The Thatcher family have also yet to give their blessing to the erection of the statue.
THE government has blocked a giant statue of Margaret Thatcher in Parliament Square over fears it will be vandalised, The Sun can reveal.
A campaign to honour the Iron Lady has submitted a planning application to Westminster City Council for permission for the 10ft-tall bronze to be erected.
It depicts Britain’s first female Prime Minister in “a resolute posture looking towards the Parliament with a stern gaze”, their submission claims.
But a formal objection has been lodged by the Royal Parks Agency and the Department for Culture, Media and Sport.
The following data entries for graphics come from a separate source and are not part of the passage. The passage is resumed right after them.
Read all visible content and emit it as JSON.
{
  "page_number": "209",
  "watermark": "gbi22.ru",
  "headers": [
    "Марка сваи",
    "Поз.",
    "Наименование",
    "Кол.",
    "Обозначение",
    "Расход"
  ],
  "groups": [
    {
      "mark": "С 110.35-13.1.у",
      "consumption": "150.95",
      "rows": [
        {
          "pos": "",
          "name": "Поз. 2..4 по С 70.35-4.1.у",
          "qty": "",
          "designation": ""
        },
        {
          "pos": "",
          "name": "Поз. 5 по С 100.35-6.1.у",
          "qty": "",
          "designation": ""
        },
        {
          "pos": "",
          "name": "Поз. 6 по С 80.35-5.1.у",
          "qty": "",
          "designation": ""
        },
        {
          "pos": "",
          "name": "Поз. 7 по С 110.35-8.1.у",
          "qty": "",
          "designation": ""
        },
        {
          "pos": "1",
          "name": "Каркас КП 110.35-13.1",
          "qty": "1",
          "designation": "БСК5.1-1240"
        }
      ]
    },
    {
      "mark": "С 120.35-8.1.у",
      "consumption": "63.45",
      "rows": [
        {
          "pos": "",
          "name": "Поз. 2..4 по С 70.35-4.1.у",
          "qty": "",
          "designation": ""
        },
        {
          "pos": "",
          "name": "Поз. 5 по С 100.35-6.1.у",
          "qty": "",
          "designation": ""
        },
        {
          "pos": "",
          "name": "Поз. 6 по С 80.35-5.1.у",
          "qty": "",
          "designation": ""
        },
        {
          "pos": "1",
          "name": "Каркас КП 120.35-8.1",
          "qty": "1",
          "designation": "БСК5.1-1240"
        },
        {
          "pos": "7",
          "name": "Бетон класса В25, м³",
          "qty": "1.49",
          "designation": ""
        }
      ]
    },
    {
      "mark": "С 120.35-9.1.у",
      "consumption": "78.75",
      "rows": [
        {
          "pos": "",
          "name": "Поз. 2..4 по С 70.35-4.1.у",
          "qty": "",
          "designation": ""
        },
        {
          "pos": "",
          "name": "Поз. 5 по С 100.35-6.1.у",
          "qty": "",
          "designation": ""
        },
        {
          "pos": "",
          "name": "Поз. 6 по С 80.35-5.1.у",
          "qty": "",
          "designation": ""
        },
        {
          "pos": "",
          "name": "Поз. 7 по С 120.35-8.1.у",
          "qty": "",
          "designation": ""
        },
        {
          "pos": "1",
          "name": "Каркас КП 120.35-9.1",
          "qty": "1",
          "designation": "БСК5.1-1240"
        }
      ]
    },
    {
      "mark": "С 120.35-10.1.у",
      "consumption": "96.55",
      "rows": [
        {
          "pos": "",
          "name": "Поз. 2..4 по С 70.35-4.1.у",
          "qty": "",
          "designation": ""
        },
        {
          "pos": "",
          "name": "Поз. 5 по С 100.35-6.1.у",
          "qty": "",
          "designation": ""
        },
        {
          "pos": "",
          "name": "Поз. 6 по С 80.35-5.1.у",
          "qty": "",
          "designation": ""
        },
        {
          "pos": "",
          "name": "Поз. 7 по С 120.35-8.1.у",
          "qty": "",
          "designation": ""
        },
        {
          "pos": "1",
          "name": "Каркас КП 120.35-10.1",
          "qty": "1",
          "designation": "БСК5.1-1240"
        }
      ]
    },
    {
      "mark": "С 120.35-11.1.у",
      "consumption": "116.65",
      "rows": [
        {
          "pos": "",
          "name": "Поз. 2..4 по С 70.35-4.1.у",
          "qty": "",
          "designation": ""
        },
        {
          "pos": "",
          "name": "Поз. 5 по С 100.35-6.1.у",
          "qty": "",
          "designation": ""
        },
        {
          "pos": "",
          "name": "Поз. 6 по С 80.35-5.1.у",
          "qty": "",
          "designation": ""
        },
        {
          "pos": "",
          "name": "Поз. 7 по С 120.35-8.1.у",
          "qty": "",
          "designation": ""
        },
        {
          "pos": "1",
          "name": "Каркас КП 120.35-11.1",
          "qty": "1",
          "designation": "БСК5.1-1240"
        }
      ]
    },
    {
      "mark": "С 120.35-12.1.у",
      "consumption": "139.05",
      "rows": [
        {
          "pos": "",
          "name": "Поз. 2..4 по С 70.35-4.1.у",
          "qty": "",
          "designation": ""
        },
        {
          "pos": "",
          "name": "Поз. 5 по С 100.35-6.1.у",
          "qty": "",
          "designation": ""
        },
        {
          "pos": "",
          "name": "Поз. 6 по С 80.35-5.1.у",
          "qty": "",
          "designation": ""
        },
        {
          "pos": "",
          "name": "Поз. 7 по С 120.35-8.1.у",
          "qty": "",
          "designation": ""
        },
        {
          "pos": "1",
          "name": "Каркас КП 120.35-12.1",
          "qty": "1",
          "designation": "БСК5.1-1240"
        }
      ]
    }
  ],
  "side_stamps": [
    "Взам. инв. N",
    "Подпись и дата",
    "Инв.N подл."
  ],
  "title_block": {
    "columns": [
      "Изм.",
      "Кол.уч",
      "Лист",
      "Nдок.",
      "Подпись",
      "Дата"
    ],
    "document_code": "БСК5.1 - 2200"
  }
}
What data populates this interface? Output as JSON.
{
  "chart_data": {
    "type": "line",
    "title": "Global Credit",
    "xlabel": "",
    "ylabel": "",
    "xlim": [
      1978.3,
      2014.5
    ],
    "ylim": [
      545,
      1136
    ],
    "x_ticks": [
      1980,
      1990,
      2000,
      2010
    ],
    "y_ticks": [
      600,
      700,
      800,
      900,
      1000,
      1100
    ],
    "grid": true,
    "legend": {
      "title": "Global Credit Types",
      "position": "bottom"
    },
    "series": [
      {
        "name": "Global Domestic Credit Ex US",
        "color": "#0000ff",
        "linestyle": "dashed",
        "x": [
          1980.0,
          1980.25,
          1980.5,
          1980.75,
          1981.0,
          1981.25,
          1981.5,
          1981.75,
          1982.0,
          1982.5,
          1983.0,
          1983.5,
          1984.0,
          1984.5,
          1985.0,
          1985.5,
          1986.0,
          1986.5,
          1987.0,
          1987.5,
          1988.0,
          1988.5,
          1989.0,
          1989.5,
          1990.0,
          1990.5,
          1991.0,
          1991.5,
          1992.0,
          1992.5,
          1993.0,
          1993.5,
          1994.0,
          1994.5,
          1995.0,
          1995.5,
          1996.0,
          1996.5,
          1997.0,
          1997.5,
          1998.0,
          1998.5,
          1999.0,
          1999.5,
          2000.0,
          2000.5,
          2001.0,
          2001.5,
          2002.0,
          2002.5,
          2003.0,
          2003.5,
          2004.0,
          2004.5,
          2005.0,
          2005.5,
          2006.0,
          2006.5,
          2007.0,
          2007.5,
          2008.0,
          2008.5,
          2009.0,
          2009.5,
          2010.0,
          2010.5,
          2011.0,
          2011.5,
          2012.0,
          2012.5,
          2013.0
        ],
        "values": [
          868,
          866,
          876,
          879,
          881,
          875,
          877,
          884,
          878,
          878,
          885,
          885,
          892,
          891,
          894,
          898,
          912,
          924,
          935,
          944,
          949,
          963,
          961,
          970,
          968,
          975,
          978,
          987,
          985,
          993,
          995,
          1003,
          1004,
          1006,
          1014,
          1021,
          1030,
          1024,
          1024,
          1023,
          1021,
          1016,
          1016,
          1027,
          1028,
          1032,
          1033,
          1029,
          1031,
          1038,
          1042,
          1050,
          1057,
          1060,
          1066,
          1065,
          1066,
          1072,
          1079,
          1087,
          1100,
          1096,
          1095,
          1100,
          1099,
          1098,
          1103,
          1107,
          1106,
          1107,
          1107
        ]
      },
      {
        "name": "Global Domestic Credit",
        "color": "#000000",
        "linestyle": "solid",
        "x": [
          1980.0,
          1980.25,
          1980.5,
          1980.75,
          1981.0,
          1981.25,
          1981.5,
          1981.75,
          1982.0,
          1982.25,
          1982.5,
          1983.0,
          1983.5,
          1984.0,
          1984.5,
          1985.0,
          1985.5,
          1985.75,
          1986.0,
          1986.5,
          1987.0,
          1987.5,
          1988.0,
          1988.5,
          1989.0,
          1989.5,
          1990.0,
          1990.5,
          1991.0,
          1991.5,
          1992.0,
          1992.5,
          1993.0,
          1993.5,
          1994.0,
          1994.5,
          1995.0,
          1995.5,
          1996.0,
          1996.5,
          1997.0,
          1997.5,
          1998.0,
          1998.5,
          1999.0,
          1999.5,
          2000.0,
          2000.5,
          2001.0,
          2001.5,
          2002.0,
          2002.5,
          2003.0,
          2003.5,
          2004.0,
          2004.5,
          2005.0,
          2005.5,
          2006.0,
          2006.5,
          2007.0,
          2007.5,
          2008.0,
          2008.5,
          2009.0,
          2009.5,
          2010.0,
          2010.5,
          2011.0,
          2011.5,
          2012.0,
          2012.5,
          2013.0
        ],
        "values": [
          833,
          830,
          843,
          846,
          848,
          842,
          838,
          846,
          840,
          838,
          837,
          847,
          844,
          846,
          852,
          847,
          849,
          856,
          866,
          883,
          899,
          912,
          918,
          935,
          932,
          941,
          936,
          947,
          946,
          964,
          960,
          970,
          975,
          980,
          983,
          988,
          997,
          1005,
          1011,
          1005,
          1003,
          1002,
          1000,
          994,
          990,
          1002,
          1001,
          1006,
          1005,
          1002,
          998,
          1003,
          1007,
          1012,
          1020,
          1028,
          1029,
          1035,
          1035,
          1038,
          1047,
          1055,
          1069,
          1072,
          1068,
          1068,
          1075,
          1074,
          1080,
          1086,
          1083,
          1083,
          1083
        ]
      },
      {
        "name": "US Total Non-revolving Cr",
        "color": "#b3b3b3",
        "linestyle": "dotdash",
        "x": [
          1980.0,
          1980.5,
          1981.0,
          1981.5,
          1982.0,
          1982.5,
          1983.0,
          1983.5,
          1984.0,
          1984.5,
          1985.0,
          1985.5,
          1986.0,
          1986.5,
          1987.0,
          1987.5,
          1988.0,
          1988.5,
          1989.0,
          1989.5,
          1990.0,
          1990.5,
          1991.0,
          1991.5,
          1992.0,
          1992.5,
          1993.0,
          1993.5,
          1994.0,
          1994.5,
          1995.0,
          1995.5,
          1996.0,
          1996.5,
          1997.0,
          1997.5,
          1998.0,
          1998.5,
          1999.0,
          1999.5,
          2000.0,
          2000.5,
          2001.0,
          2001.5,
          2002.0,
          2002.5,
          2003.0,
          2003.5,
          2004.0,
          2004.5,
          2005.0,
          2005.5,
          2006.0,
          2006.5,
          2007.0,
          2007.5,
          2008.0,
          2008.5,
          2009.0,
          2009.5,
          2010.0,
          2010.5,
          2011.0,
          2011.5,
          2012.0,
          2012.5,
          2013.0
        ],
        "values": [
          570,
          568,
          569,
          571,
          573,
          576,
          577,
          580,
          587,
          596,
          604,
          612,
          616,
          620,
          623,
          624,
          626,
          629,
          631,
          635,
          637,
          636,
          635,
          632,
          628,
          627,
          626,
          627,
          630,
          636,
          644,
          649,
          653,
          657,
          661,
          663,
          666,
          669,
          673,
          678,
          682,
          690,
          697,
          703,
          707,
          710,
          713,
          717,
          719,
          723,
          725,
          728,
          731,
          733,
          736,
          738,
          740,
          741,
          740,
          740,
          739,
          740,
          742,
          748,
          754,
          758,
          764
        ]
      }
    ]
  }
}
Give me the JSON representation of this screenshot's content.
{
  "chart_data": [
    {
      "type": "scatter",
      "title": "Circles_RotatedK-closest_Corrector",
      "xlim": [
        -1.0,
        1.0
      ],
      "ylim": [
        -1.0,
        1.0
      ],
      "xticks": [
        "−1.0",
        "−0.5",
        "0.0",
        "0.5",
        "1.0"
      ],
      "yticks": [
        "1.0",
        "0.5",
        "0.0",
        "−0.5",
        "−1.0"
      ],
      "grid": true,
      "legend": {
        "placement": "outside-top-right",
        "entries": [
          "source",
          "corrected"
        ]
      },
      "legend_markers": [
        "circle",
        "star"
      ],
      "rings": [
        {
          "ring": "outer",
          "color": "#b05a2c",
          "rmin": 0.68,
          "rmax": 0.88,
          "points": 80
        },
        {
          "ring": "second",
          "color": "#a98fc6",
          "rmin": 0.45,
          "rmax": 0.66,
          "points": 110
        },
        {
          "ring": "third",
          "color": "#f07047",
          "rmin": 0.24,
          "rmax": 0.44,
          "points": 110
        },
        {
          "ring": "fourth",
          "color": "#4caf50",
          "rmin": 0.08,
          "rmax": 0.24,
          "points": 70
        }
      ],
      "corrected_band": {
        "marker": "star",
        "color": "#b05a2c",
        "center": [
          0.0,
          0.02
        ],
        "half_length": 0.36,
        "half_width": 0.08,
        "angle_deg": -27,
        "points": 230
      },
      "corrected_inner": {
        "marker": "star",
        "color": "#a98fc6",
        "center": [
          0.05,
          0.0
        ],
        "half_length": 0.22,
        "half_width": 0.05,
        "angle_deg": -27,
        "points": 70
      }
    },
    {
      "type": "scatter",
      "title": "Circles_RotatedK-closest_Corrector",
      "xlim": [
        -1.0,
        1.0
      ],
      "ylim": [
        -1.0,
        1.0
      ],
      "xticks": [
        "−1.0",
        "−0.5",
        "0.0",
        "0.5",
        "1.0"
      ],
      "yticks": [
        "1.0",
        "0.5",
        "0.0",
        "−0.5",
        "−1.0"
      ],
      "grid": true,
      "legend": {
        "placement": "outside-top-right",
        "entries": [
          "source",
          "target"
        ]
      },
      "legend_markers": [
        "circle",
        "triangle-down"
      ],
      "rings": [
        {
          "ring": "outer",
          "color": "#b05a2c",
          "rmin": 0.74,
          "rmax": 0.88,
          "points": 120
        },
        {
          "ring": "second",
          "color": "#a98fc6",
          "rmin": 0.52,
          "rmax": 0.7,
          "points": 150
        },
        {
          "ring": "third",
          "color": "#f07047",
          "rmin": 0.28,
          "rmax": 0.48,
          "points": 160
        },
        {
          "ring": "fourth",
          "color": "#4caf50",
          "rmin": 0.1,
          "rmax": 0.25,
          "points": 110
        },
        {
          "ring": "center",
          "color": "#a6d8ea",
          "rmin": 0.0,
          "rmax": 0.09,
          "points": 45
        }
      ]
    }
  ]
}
The ministry and its quango – which owns the small strip of land where its site is proposed – insist the project has not received the Thatcher family’s permission.
There are also deep fears within Whitehall that left-wing mobs will repeatedly target the statue and try to damage it.
The Sun has also been told that Lady Thatcher’s daughter Carol and son Sir Mark are also refusing to give it their blessing because they share fears over the vandalism threat.
A Royal Parks spokesman said: “Numerous times we have requested assurances from the applicant that they have approval from the family for the statue.
“To date we have not had those assurances.”
The legacy of Britain’s longest serving post-war premier, who died in 2013, is still the subject of impassioned debate. She remains a hate figure for the hard left.